Weihua Ou, Yingjie Chen, Linqing Liang, Jianping Gou, Jiahao Xiong, Jiacheng Zhang, Lingge Lai, Lei Zhang

Published: 01 Jan 2025, Last Modified: 23 Apr 2025Multim. Syst. 2025EveryoneRevisionsBibTeXCC BY-SA 4.0

Abstract: Cross-modal retrieval for chest X-ray images and diagnostic reports is the automated process of fetching reports or related images from an extensive medical records database using specific queries. Current methods for cross-modal retrieval of chest X-ray images and diagnostic reports often struggle with the fine-grained semantic representation alignment between chest X-ray images and text reports.
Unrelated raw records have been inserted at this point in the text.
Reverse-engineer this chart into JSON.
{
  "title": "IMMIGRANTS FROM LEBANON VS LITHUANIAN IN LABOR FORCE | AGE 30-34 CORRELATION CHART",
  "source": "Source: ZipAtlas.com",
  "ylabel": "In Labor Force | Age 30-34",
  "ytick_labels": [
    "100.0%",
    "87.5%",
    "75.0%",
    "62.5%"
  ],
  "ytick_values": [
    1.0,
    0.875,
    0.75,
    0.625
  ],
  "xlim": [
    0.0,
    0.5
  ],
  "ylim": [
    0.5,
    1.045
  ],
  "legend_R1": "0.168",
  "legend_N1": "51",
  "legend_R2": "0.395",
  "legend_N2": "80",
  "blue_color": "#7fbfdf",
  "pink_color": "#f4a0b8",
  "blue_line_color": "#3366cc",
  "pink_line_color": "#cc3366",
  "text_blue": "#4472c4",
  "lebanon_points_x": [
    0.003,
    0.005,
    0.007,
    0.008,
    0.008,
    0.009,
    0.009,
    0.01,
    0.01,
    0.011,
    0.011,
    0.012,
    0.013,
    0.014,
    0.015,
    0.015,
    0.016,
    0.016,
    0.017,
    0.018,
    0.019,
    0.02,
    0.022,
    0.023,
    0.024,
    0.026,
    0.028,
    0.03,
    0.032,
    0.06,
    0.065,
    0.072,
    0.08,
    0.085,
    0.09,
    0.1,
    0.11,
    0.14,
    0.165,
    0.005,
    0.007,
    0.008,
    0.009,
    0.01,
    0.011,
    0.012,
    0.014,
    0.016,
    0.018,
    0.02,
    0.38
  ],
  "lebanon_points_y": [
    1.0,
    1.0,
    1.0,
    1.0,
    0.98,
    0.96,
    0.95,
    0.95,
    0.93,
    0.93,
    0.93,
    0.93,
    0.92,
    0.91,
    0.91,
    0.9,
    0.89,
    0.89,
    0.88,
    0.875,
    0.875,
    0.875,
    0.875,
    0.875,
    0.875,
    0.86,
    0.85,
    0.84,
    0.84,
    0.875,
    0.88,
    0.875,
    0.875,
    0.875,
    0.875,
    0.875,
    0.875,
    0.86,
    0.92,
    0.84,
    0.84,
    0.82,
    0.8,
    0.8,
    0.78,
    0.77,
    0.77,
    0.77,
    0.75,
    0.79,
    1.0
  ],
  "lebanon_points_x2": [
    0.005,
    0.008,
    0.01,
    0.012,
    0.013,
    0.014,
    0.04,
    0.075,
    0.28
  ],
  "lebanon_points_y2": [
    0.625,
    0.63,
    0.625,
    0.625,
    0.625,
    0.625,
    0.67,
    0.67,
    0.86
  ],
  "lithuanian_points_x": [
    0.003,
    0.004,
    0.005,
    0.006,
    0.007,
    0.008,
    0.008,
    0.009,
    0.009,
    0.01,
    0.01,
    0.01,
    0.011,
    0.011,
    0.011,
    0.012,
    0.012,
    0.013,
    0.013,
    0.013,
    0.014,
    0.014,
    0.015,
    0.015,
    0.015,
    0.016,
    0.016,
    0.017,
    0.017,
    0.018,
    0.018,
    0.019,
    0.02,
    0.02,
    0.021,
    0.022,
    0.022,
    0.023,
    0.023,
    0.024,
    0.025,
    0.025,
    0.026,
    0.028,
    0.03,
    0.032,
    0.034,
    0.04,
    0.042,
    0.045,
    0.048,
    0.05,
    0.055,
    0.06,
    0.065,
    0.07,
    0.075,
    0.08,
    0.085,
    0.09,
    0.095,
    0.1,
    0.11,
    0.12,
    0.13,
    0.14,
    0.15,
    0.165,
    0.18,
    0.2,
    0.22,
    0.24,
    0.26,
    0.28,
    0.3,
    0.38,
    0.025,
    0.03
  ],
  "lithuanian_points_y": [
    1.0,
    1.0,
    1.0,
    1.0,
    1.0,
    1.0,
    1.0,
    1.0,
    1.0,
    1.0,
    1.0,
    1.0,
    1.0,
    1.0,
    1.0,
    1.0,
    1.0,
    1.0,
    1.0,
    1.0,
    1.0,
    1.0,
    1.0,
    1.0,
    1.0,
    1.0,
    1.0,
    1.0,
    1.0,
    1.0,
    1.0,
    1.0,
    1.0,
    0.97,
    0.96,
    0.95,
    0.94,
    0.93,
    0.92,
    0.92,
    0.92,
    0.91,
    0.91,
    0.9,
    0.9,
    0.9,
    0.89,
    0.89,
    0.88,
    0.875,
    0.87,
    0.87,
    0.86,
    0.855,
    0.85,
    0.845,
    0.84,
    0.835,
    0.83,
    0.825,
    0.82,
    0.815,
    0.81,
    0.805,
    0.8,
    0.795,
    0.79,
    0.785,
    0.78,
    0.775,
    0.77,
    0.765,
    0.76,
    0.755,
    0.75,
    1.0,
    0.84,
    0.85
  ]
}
However, these methods do not use the structured information in reports well, making it hard to interpret and align the image and text representation effectively, leading to poor retrieval performance. In this paper, we propose a novel framework for cross-modal retrieval of chest X-ray images and diagnostic reports based on a report entity graph and dual attention mechanisms. Specifically, we first employ the X-ray image encoder to extract fine-grained visual semantic representations of the X-ray images, and we use the report encoder to extract text features and anatomical entity features from the diagnostic reports. Moreover, a Graph Convolutional Neural Network (GCN) is utilized to effectively capture the semantic relationships among the report entities. To simulate the different levels of attention radiologists pay when reading chest X-ray images and reports, we designed a dual attention: intra-attention and inter-attention. The intra-attention mechanism is proposed to fuse global features with local representations that contain fine-grained structures and rich details in images and reports, respectively. The inter-modal attention mechanism is designed to establish accurate connections between the medical report entities and the fine-grained representations of the chest radiograph images. Our method achieves approximately 6.2%, 3.9%, and 4.9% improvements in report retrieval tasks and 7.4%, 4.0%, and 5.5% improvements in X-ray image retrieval tasks over the latest HSR method on three commonly used chest radiograph datasets.